Today we visited a startup based in New York City called Quirky.
It's founded by Ben Kaufman, a young entrepreneur who wants to help everyone with a good idea see their inventions get sold to the masses.
The first year, Kaufman's team turned four community-generated ideas into products that are actually getting sold. The second, it made 20. The third year it made 40. It has turned a total of 79 ideas into products that are now sold worldwide.
Here's how a Quirky product gets made:
- People submit their million-dollar ideas to Quirky. Quirky gets about 2,000 submissions per week, and it has received 75,345 total ideas to date. It received 30 ideas in its first week alone.
- Quirky then selects a few hundred submissions to design. It has a design meeting every Thursday.
- It then picks a few products to build. Quirky has a whole studio for creating prototypes, complete with paint and 3D printers. It has a team of people in Asia who make the products. It's a vertically integrated operation. All the while, the 316,208 community members give their feedback throughout the design process on everything from color to price point. If their suggestions are used, they get a percentage of the sales.
- Quirky ships products to 35 countries and its items are sold in 35,000 retail locations. It has sellers that pitch new products to Bed Bath & Beyond and other major outlets. It has relationships "pretty much everywhere except Walmart," Kaufman says. The average number of days it takes to complete the entire process, from ideation to retail, is 180 days. The product Quirky is launching tonight, Pluck, only took 30 days to complete.
- Quirky offers a lifetime royalty to the whoever comes up with the idea. It gives the person 30% of online sales (wholesale) and 10% of retail sales (in the Bed Bath & Beyonds). The "inventor" splits those sales percentages with people in the Quirky community who helped bring the idea to life, but they still keep the vast majority of the money.

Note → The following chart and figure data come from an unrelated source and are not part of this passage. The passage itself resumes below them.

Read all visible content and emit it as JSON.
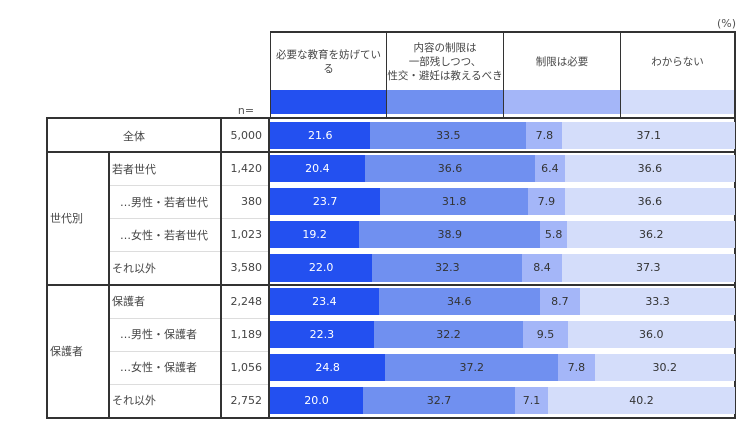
{
  "unit": "(%)",
  "n_label": "n=",
  "colors": [
    "#2350f0",
    "#7090f0",
    "#a4b6f8",
    "#d4ddfa"
  ],
  "chart_data": {
    "type": "bar",
    "stacked": true,
    "orientation": "horizontal",
    "xlim": [
      0,
      100
    ],
    "legend": [
      "必要な教育を妨げている",
      "内容の制限は\n一部残しつつ、\n性交・避妊は教えるべき",
      "制限は必要",
      "わからない"
    ],
    "groups": [
      {
        "label": "全体",
        "rows": [
          0
        ]
      },
      {
        "label": "世代別",
        "rows": [
          1,
          2,
          3,
          4
        ]
      },
      {
        "label": "保護者",
        "rows": [
          5,
          6,
          7,
          8
        ]
      }
    ],
    "rows": [
      {
        "label": "全体",
        "n": "5,000",
        "values": [
          21.6,
          33.5,
          7.8,
          37.1
        ]
      },
      {
        "label": "若者世代",
        "n": "1,420",
        "values": [
          20.4,
          36.6,
          6.4,
          36.6
        ]
      },
      {
        "label": "…男性・若者世代",
        "n": "380",
        "values": [
          23.7,
          31.8,
          7.9,
          36.6
        ]
      },
      {
        "label": "…女性・若者世代",
        "n": "1,023",
        "values": [
          19.2,
          38.9,
          5.8,
          36.2
        ]
      },
      {
        "label": "それ以外",
        "n": "3,580",
        "values": [
          22.0,
          32.3,
          8.4,
          37.3
        ]
      },
      {
        "label": "保護者",
        "n": "2,248",
        "values": [
          23.4,
          34.6,
          8.7,
          33.3
        ]
      },
      {
        "label": "…男性・保護者",
        "n": "1,189",
        "values": [
          22.3,
          32.2,
          9.5,
          36.0
        ]
      },
      {
        "label": "…女性・保護者",
        "n": "1,056",
        "values": [
          24.8,
          37.2,
          7.8,
          30.2
        ]
      },
      {
        "label": "それ以外",
        "n": "2,752",
        "values": [
          20.0,
          32.7,
          7.1,
          40.2
        ]
      }
    ]
  }
}
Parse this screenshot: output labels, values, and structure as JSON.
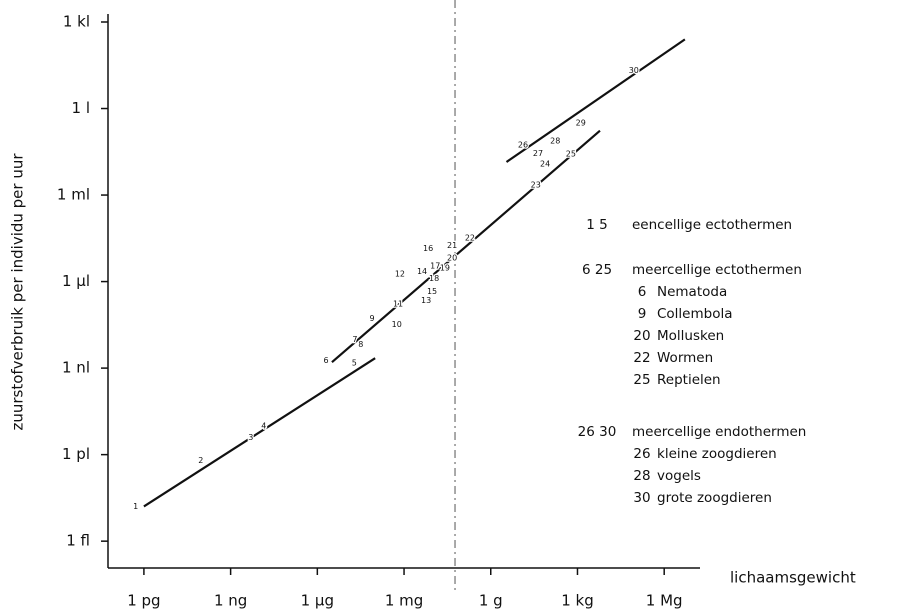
{
  "chart_data": {
    "type": "line",
    "y_label": "zuurstofverbruik per individu per uur",
    "x_label": "lichaamsgewicht",
    "log_x": true,
    "log_y": true,
    "xlim": [
      1e-13,
      100000000.0
    ],
    "ylim": [
      1e-16,
      1000.0
    ],
    "xticks": [
      {
        "value": 1e-12,
        "label": "1 pg"
      },
      {
        "value": 1e-09,
        "label": "1 ng"
      },
      {
        "value": 1e-06,
        "label": "1 µg"
      },
      {
        "value": 0.001,
        "label": "1 mg"
      },
      {
        "value": 1,
        "label": "1 g"
      },
      {
        "value": 1000,
        "label": "1 kg"
      },
      {
        "value": 1000000,
        "label": "1 Mg"
      }
    ],
    "yticks": [
      {
        "value": 1e-15,
        "label": "1 fl"
      },
      {
        "value": 1e-12,
        "label": "1 pl"
      },
      {
        "value": 1e-09,
        "label": "1 nl"
      },
      {
        "value": 1e-06,
        "label": "1 µl"
      },
      {
        "value": 0.001,
        "label": "1 ml"
      },
      {
        "value": 1,
        "label": "1 l"
      },
      {
        "value": 1000,
        "label": "1 kl"
      }
    ],
    "reference_x": 0.058,
    "series": [
      {
        "color": "#111111",
        "x": [
          1e-12,
          0.0001
        ],
        "values": [
          1.6e-14,
          2.2e-09
        ]
      },
      {
        "color": "#111111",
        "x": [
          3.2e-06,
          6000
        ],
        "values": [
          1.6e-09,
          0.17
        ]
      },
      {
        "color": "#111111",
        "x": [
          3.5,
          5200000
        ],
        "values": [
          0.014,
          250
        ]
      }
    ],
    "points": {
      "labels": [
        1,
        2,
        3,
        4,
        5,
        6,
        7,
        8,
        9,
        10,
        11,
        12,
        13,
        14,
        15,
        16,
        17,
        18,
        19,
        20,
        21,
        22,
        23,
        24,
        25,
        26,
        27,
        28,
        29,
        30
      ],
      "x": [
        5.2e-13,
        9.3e-11,
        5e-09,
        1.4e-08,
        1.9e-05,
        2e-06,
        2e-05,
        3.2e-05,
        7.8e-05,
        0.00056,
        0.00062,
        0.00072,
        0.0058,
        0.0042,
        0.0093,
        0.0068,
        0.012,
        0.011,
        0.026,
        0.046,
        0.046,
        0.19,
        36,
        76,
        590,
        13,
        43,
        170,
        1300,
        89000
      ],
      "y": [
        1.6e-14,
        6.2e-13,
        3.9e-12,
        1e-11,
        1.5e-09,
        1.8e-09,
        1e-08,
        6.6e-09,
        5.2e-08,
        3.2e-08,
        1.7e-07,
        1.8e-06,
        2.2e-07,
        2.2e-06,
        4.6e-07,
        1.4e-05,
        3.4e-06,
        1.3e-06,
        2.9e-06,
        6.5e-06,
        1.8e-05,
        3.2e-05,
        0.0022,
        0.012,
        0.026,
        0.054,
        0.028,
        0.074,
        0.31,
        21
      ]
    },
    "legend_groups": [
      {
        "range": "1 5",
        "label": "eencellige ectothermen",
        "items": []
      },
      {
        "range": "6 25",
        "label": "meercellige ectothermen",
        "items": [
          {
            "num": "6",
            "name": "Nematoda"
          },
          {
            "num": "9",
            "name": "Collembola"
          },
          {
            "num": "20",
            "name": "Mollusken"
          },
          {
            "num": "22",
            "name": "Wormen"
          },
          {
            "num": "25",
            "name": "Reptielen"
          }
        ]
      },
      {
        "range": "26 30",
        "label": "meercellige endothermen",
        "items": [
          {
            "num": "26",
            "name": "kleine zoogdieren"
          },
          {
            "num": "28",
            "name": "vogels"
          },
          {
            "num": "30",
            "name": "grote zoogdieren"
          }
        ]
      }
    ]
  }
}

Quirky is a pretty different model from what we think of in the hardware business. It bears a lot of costs: It has to build, ship, and sell every product while still giving up 10-30% of everything that's sold. But it doesn't have to have a big in-house R&D operation. And it can bring efficiencies of scale that smaller inventors would never have in manufacturing.
Kaufman says his team can make money as long as tens of thousands of items are sold. And since his items are placed in 35,000 retail locations, the odds of selling that many items are good. Quirky recently raised $68 million, which gives it time to figure out its margins and capital to invest in scaling up.
To date, Quirky has paid its community $2 million for their ideas. Its best-selling item is the Pivot Power, a genius power strip that can turn any which way (see below). We've all experienced that very annoying situation where you have to unplug a bunch of cables just to make a bigger plug fit in the last slot.
The community member who designed the Pivot Power has made about $500,000 from his portion of the retail sales, according to Kaufman.
Here are some of the most successful Quirky products ever invented. They're brilliantly simple solutions to widespread problems.
1. Pivot Power: 495,436 sold to date.
It's a bendable power strip.
2. Cordies: 364,266 sold to date
Separates your computer wires so they don't get lost and tangled.
3. Bandits: 223,120 sold to date
Rubberbands with a hook to fasten around things.
4. The Pluck
Today, Quirky is launching a new product, the Pluck, that uses suction to separate an egg yolk from egg whites.
You can already do this with a water bottle, but Pluck is a more elegant solution that's sure to sell in stores nationwide. It's retailing for $13, beginning tonight, on Quirky's site.